Peut-on expliquer l'inexplicable? Non. Faut-il pour cette raison se mettre la tête dans le sable devant la violence? La réponse aussi est non.

Dans 2h14, pièce-choc pour ados présentée jusqu'à samedi à la Maison Théâtre, l'auteur David Paquet s'est inspiré des fusillades dans les écoles pour écrire un texte sur les affres et les beautés de l'adolescence. Car contrairement à Podz dans 19-2, ou même à Denis Villeneuve dans Polytechnique, ce n'est pas tant la tuerie et ses séquelles qu'il montre que la vie qui bouillonnait juste avant que le drame survienne.

Ils sont cinq: un prof de français au bord du burn-out, un premier de classe qui rêve de frencher, une fille qui mange des vers pour maigrir, une autre «qui frappe les profs», un garçon qui fume trop de pot et qui «ouvre des portes» dans sa tête pour s'évader.

Pendant une heure, ils viendront s'adresser au public directement et se raconter. Dans une mise en scène fluide et dynamique de Claude Poissant, ils prendront vie chacun leur tour sous les projecteurs. Mais les autres sont toujours sur scène, font les choeurs et illustrent le propos, dans un mouvement souvent circulaire, effervescent et tournoyant.

Le décor est simple: un grand mur dressé dans le fond de la scène, avec une rangée de fenêtres dans la partie du haut qui s'illuminent parfois de rouge, lorsque Radio-Charlie entre en ondes -on y voit alors l'ombre de l'animateur bouger, alors que la musique envahit la salle.

Et, dans un coin, un atelier, celui de la femme-hirondelle qui arpente la scène avec son masque et observe ces jeunes se débattre, grouiller, essayer d'aimer et d'aller vers les autres.

Morceau d'anthologie

On rit beaucoup dans 2h14 - le «pétage de coche» du prof de français est un véritable morceau d'anthologie. La langue y est crue, parfois vulgaire, mais avec des images fortes qui font réagir spontanément le public adolescent. Les personnages, très bien dessinés en quelques coups de pinceau, sont portés avec fougue par les jeunes comédiens, qui ne tombent jamais dans l'infantilisation ou dans l'idée caricaturale qu'on se fait des ados, de leur gestuelle et de leur langage.
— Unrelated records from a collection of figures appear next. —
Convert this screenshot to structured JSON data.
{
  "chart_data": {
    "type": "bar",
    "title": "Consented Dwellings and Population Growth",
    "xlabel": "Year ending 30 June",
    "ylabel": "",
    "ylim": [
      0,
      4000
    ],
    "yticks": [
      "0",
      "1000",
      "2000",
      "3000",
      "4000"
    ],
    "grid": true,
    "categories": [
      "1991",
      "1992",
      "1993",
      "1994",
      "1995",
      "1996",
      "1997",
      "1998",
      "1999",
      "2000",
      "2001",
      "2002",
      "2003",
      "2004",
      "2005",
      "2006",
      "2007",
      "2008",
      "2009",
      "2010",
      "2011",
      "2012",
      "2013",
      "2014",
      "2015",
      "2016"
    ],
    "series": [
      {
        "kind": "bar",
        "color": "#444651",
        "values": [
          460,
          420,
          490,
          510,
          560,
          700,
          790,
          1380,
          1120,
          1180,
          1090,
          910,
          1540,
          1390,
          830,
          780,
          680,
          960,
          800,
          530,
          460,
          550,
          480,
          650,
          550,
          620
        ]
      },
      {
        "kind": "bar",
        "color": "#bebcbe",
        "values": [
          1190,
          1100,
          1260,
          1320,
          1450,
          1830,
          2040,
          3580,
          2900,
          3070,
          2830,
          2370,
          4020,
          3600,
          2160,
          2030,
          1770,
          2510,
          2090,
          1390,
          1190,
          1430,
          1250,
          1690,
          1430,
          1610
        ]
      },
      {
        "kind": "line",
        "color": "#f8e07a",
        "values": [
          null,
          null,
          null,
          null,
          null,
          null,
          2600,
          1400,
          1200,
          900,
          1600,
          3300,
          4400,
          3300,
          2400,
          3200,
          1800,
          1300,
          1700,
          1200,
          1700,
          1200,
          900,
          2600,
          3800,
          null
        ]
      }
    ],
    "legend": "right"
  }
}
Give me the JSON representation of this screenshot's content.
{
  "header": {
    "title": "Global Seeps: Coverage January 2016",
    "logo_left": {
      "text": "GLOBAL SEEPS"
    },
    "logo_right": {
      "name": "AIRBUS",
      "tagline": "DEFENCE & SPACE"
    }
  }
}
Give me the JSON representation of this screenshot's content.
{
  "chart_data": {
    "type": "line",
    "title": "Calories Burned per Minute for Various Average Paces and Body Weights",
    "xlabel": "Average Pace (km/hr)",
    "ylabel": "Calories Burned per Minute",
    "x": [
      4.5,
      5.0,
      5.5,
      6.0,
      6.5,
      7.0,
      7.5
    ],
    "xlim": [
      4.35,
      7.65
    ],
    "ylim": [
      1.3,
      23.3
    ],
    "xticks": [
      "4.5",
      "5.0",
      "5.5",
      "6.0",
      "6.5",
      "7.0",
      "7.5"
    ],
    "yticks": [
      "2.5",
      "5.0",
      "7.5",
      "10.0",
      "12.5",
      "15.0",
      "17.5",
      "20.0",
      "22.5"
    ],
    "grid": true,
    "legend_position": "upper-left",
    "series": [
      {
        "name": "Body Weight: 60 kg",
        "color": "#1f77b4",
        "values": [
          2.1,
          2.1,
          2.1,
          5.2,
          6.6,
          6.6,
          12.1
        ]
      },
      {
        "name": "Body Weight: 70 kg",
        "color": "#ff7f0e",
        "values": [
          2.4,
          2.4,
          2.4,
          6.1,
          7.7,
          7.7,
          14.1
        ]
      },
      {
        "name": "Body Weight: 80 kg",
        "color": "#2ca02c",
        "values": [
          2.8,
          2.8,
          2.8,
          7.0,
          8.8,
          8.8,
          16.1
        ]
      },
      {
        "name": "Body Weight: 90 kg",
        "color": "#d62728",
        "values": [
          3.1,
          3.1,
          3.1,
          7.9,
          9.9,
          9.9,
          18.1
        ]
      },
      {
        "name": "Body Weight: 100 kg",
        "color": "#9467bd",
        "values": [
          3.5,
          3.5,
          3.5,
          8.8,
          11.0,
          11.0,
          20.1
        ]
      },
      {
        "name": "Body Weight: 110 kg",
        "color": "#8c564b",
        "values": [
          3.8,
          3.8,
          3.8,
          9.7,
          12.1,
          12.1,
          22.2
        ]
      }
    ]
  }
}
Avec la femme-hirondelle qui rôde, on sent qu'un drame a eu lieu. Mais ce n'est que lorsque la dernière journée commence, lorsque chaque personnage martèle l'heure avant de parler - 7h15, 9h, midi, 2h10... -, que le rythme s'accélère et que la tension monte jusqu'aux coups de feu, absurdes, incompréhensibles.

Si 2h14 n'explique rien sur les motivations du tueur - qui peut et veut savoir, de toute façon? -, la pièce a le mérite de donner un nom aux victimes, de les faire exister et de nous rappeler toutes ces vies fauchées qui ne se déploieront jamais.

La femme-hirondelle leur aura redonné vie, tout en se souvenant de son petit Charles qui lui a échappé, essayant en vain d'effacer ce qui est arrivé ce jour-là à 2h14.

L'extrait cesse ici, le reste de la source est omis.